Album Review

Heads Up

Heads Up

by Warpaint


Rough Trade
6.5 / 10
5th October 2016

Reviewed by Stefanie Keyworth


Since banding together in 2004, Warpaint have consistently displayed a knack for playing with darker shades. Over the course of two albums, 2010's debut The Fool and 2014's self-titled effort, the LA-based group evolved their aesthetic from haunting psychedelia to an austere trip-hop influenced sound, all the while eliciting a certain mood that was hypnotic but far from dull. With their third album, Heads Up, another stylistic shift was certainly expected - however pre-release single ‘New Song’ worryingly suggested that Warpaint would now make the type of music that warns me which clothing stores aren't right for me.

You might anticipate as a higher energy track 'New Song' would bring the chemistry of bassist Jenny Lee Lindberg and drummer Stella Mozgawa to the forefront, but the single rather diminishes their abilities to a weary four-to-the-floor rhythm and a calculated structure that quickly forces the lyrics to go from cute to annoying… annoying like those dolphin-esque synths that peep up throughout. It’s an unfortunate choice that ultimately undermines the true developments on the album.

With their driving rhythms and stacked melodies, songs like ‘Above Control’ and the title-track are stronger examples of the Warpaint “pop song”, with ominous charm still intact. ‘Dre’ and ‘Don’t Wanna’ are amongst their most experimental and downbeat efforts on the record, and proof that you can make a strong impact with a minimalist approach. Mozgawa pulls double duty throughout, building layers of electronic and acoustic drums, yet there is equal weight on each player’s contributions. The interplay between the four musicians is a constant marvel.

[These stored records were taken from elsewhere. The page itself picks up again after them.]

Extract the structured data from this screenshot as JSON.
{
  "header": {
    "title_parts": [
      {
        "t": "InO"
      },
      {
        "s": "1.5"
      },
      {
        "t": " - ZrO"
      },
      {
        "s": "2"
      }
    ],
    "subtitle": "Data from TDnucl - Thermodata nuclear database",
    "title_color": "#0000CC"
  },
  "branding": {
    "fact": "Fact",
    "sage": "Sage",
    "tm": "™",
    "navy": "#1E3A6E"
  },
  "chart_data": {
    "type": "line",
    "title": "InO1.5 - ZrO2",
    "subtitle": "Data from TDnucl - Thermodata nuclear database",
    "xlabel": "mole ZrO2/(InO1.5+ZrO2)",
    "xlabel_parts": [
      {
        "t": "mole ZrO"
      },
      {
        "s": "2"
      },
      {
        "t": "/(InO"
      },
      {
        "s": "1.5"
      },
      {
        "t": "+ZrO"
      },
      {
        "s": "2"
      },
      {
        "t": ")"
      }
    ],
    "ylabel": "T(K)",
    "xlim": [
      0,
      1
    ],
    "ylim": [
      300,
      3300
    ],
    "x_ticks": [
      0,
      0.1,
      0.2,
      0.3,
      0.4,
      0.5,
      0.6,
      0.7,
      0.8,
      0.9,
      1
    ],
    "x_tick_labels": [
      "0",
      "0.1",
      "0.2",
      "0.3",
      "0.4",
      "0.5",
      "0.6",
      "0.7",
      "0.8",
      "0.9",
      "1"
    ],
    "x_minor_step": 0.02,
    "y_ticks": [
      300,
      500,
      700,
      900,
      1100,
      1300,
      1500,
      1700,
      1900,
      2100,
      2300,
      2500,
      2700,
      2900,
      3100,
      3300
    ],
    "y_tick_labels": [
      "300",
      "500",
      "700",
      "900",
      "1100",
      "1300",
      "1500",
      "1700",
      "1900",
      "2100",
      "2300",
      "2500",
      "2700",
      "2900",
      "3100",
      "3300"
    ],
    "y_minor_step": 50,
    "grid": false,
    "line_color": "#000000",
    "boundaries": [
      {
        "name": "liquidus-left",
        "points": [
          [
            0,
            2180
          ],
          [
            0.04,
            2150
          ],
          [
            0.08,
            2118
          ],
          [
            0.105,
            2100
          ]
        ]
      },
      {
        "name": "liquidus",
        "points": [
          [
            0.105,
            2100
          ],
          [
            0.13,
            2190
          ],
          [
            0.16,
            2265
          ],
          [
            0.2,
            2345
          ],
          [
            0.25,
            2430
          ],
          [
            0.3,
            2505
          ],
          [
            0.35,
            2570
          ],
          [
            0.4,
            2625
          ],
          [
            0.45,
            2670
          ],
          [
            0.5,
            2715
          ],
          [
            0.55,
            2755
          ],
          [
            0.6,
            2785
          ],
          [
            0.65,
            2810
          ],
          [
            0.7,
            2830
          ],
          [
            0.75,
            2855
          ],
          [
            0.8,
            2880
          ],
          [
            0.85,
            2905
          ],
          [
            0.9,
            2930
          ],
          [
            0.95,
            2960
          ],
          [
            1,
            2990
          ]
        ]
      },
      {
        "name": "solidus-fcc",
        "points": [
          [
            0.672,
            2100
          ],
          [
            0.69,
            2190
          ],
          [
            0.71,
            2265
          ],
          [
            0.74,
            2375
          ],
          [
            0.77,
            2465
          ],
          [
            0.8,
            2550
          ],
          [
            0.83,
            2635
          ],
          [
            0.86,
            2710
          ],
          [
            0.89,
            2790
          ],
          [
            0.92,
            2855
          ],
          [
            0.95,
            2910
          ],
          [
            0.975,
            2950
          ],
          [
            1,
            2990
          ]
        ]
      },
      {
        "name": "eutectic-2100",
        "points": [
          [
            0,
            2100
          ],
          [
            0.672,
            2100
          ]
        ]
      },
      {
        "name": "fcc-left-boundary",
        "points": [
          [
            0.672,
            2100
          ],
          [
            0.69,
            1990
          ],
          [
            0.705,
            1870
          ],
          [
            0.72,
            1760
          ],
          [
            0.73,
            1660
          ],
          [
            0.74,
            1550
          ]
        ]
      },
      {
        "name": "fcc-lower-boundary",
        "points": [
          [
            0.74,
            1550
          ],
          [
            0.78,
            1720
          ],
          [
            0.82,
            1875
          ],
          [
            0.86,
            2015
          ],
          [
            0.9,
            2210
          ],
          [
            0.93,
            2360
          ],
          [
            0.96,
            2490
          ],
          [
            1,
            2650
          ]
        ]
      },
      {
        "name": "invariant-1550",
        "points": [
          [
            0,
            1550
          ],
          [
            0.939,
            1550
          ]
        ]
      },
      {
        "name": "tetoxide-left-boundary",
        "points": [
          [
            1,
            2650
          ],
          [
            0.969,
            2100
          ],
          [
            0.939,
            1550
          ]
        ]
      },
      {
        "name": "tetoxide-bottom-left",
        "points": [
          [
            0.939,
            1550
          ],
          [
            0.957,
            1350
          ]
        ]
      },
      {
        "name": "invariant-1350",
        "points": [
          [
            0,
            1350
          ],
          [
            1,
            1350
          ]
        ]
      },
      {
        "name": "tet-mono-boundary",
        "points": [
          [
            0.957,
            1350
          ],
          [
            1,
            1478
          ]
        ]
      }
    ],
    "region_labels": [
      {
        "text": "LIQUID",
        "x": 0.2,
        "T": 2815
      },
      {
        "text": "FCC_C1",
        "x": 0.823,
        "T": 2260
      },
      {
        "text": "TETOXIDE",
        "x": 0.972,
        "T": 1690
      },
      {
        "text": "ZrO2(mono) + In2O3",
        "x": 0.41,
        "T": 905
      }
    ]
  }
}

With subtle samples and flourishes, Heads Up reintroduces the texture that defined their debut The Fool, while expanding the palette of their sophomore record - thanks to their self-confessed hip hop influences that include Kendrick Lamar, Q-Tip and Erykah Badu. And so, it comes as both a relief and a disappointment that ‘New Song’ is a complete anomaly on the album: A relief because it fails to exhibit the band’s strengths and a disappointment because it completely disrupts the otherwise careful sequencing and deliberate aesthetic of the album. With that exception, Heads Upis Warpaint at their most refined and varied.